OGH 9ObA34/06z

OGH9ObA34/06z12.7.2006

Der Oberste Gerichtshof hat als Revisionsgericht in Arbeits- und Sozialrechtssachen durch den Senatspräsidenten des Obersten Gerichtshofs Dr. Rohrer als Vorsitzenden, die Hofräte des Obersten Gerichtshofs Dr. Spenling und Univ. Doz. Dr. Bydlinski sowie die fachkundigen Laienrichter Dr. Manfred Engelmann und Dr. Klaus Mayr als weitere Richter in der Arbeitsrechtssache der klagenden Partei G***** Versicherung AG, *****, vertreten durch Mag. Klaus Michael Fürlinger, Rechtsanwalt in Linz, gegen die beklagte Partei Claus H*****, vertreten durch Hasch & Partner Anwaltsgesellschaft mbH in Linz, und die Nebenintervenientin auf Seiten der beklagten Partei D***** Versicherung AG, *****, vertreten durch Dr. Georg Maxwald und Dr. Georg Bauer, Rechtsanwälte in Linz, wegen EUR 186.544,53 sA, infolge außerordentlicher Revision der klagenden Partei gegen das Urteil des Oberlandesgerichts Linz als Berufungsgericht in Arbeits- und Sozialrechtssachen vom 28. September 2005, GZ 12 Ra 84/05t-27, womit das Urteil des Landesgerichts Linz als Arbeits- und Sozialgericht vom 6. Juni 2005, GZ 9 Cga 274/04w-22, in der Hauptsache bestätigt wurde, in nichtöffentlicher Sitzung zu Recht erkannt:

 

Spruch:

Der Revision wird nicht Folge gegeben.

Die klagende Partei ist schuldig, der beklagten Partei sowie der Nebenintervenientin die mit je EUR 2.160,36 (darin enthalten EUR 360,06 an USt) bestimmten Kosten der Revisionsbeantwortung binnen 14 Tagen zu ersetzen.

Text

Entscheidungsgründe:

Der Beklagte war als Angestellter für eine GmbH tätig und arbeitete am 12. 3. 2002 für diese Angebote in deren Büroräumen aus. Ihm war das Rauchen während der Dienstverrichtung grundsätzlich gestattet. Die letzte von drei Zigaretten rauchte er an diesem Nachmittag um ca 17:30 Uhr. Um ca 17:50 Uhr verließ er das Büro. Kurz danach brach ein Brand aus, der zu erheblichem Sachschaden im Vermögen seines Dienstgebers führte. Die Klägerin leistete als Sachversicherer aufgrund dieses Schadensereignisses Zahlung in einer den Klagebetrag übersteigenden Höhe. Der Beklagte wurde in einem gegen ihn eingeleiteten Strafverfahren rechtskräftig für schuldig erkannt, das Vergehen der fahrlässigen Herbeiführung einer Feuersbrunst dadurch verursacht zu haben, dass er am 12. 3. 2002 vor Verlassen seines Arbeitsplatzes Rauchwarenreste unsachgemäß entsorgte. Die Klägerin nahm den Beklagten unter Berufung auf ihre Rechtsstellung als Legalzessionarin auf Schadenersatz in Anspruch. Dieser habe den Brand grob fahrlässig verursacht, indem er unmittelbar nach dem Ausdämpfen der Zigarette das Büro verlassen habe, ohne die ordnungsgemäße Entsorgung der Zigarettenreste zu überprüfen, obwohl die kleine Büroräumlichkeit mit Arbeitsunterlagen überfüllt gewesen sei. Das DHG komme nicht zur Anwendung, weil der Schaden nicht bei Erbringung der Dienstleistung zugefügt worden sei; Rauchen liege ausschließlich im Privatinteresse.
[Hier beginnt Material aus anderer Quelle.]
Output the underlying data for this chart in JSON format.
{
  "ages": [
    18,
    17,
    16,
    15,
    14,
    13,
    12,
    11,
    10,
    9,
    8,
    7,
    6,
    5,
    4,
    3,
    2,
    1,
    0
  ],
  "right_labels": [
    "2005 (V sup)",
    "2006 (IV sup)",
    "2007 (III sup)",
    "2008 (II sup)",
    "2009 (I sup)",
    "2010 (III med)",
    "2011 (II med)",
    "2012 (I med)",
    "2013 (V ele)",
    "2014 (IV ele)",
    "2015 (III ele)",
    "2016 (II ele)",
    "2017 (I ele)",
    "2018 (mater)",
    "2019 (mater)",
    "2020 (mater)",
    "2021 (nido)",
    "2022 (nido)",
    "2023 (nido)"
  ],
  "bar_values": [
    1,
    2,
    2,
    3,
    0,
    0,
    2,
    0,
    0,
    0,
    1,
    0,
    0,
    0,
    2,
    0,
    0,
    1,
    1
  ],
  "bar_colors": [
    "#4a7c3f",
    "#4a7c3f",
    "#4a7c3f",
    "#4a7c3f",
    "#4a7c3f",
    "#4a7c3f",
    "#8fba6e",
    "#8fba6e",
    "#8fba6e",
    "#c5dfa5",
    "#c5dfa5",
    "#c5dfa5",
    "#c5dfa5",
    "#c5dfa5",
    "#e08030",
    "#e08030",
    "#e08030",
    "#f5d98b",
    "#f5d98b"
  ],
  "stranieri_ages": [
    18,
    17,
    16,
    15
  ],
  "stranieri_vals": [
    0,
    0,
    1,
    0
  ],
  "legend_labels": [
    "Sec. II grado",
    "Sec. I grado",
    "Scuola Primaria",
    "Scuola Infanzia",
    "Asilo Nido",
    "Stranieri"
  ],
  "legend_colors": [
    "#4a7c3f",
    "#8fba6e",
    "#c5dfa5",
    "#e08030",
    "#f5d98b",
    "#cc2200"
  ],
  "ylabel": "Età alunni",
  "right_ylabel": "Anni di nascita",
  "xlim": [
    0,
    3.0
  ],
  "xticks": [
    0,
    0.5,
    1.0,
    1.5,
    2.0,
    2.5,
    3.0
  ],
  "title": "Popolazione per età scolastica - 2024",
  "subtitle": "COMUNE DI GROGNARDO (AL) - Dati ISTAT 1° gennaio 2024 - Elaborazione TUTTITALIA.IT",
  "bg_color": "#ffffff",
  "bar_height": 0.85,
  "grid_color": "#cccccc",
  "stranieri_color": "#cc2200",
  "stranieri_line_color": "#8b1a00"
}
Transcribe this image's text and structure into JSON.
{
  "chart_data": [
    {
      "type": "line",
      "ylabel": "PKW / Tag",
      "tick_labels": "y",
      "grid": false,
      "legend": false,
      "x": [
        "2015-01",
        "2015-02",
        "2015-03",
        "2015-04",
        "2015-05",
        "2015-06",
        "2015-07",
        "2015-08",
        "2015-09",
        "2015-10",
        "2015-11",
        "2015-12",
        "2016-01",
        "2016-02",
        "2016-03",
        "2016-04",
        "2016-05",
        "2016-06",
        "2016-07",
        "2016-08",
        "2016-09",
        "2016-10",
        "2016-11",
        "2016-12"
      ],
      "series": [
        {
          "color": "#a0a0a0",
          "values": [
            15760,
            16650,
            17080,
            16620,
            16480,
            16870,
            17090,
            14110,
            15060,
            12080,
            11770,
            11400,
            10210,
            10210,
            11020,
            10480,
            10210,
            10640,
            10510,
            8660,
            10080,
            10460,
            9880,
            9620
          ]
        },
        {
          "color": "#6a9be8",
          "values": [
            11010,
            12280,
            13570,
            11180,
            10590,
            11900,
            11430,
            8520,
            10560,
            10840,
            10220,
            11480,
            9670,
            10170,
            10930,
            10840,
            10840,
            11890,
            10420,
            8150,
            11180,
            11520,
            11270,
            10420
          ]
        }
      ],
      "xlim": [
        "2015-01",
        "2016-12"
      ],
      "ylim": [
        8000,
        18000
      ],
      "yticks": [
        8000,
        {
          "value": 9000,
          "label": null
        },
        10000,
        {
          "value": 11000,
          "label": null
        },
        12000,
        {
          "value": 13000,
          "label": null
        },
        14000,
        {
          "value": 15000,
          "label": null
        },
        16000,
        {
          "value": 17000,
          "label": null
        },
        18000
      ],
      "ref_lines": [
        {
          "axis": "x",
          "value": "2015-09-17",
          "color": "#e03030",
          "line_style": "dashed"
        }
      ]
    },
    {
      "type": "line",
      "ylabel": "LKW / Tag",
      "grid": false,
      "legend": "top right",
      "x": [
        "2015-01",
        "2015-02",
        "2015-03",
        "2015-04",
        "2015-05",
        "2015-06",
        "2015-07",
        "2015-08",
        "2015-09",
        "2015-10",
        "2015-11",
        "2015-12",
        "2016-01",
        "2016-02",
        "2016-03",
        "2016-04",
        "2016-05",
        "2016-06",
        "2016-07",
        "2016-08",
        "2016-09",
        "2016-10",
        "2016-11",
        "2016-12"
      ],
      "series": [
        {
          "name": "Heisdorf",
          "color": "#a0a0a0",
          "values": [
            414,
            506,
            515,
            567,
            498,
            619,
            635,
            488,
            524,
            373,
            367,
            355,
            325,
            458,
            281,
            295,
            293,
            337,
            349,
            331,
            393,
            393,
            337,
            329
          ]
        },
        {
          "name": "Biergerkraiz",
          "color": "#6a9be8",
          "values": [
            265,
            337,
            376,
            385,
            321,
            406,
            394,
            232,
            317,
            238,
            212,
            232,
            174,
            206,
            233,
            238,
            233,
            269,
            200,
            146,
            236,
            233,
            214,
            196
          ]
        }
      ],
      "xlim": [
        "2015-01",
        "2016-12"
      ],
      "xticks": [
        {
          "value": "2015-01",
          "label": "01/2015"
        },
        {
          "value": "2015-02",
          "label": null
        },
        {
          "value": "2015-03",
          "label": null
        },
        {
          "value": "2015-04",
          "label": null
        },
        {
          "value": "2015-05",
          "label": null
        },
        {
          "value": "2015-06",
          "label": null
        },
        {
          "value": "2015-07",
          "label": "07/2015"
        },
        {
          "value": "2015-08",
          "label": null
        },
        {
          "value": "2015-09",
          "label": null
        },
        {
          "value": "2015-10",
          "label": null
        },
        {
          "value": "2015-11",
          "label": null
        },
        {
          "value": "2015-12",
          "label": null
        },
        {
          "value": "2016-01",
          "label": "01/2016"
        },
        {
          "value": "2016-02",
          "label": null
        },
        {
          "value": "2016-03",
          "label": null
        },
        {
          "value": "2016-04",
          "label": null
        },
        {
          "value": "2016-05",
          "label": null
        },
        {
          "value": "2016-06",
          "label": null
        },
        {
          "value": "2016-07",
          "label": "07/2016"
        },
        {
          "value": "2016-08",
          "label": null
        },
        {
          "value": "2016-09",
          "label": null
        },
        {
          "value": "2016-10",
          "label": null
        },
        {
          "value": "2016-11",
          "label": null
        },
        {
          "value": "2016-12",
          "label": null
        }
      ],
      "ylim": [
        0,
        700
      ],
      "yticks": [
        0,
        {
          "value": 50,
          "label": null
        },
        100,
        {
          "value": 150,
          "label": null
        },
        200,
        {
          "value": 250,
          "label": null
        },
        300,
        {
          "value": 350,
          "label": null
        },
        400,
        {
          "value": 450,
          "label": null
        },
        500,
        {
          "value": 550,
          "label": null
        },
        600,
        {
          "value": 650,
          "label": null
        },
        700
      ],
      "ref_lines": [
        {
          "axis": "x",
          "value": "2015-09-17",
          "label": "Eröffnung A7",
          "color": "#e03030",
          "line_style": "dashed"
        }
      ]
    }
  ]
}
Der Beklagte wandte im Wesentlichen ein, ihm sei nur eine entschuldbare Fehlleistung vorzuwerfen. Ein allfälliger Schadenersatzanspruch sei jedenfalls gemäß § 6 DHG erloschen, weil die Klage nicht binnen sechs Monaten eingebracht worden sei und ihm kein den minderen Grad des Versehens übersteigendes Verschulden zur Last falle.
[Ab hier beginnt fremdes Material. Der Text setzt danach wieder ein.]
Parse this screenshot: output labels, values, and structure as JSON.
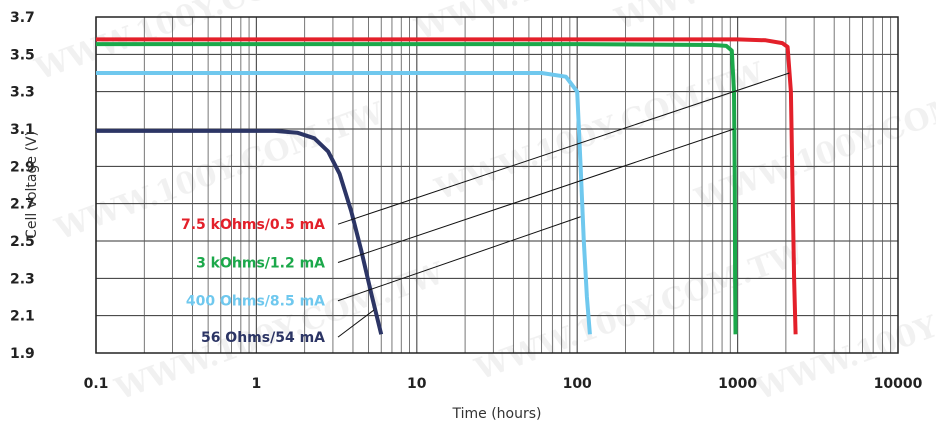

Das Erstgericht wies das Klagebegehren ab. Der Beklagte habe seinem Dienstgeber den Schaden in Ausübung seiner Dienstleistung während der Dienstzeit zugefügt. Er habe durch die fahrlässige unsachgemäße Entsorgung der Rauchwarenreste gegen Nebenpflichten aus dem Arbeitsvertrag verstoßen. Ein Ersatzanspruch unterliege auch bei einem bloß losen Zusammenhang zwischen Dienstverhältnis und unfallverursachendem Verhalten dem DHG. Das Verhalten des Beklagten sei vom DHG erfasst, weil es bei Erbringung einer Dienstleistung erfolgt sei. Rauchen sei als sozialadäquates Verhalten zu beurteilen. Grobe Fahrlässigkeit sei dem Beklagten nicht vorzuwerfen, weil sich die unsachgemäße Entsorgung von Rauchwarenresten in einem Büro, in dem Rauchen grundsätzlich erlaubt ist, aus der Menge der unvermeidlichen Fahrlässigkeitshandlungen des täglichen Lebens nicht heraushebe. Der Anspruch der Klägerin sei somit gemäß § 6 DHG wegen verspäteter Geltendmachung verfristet.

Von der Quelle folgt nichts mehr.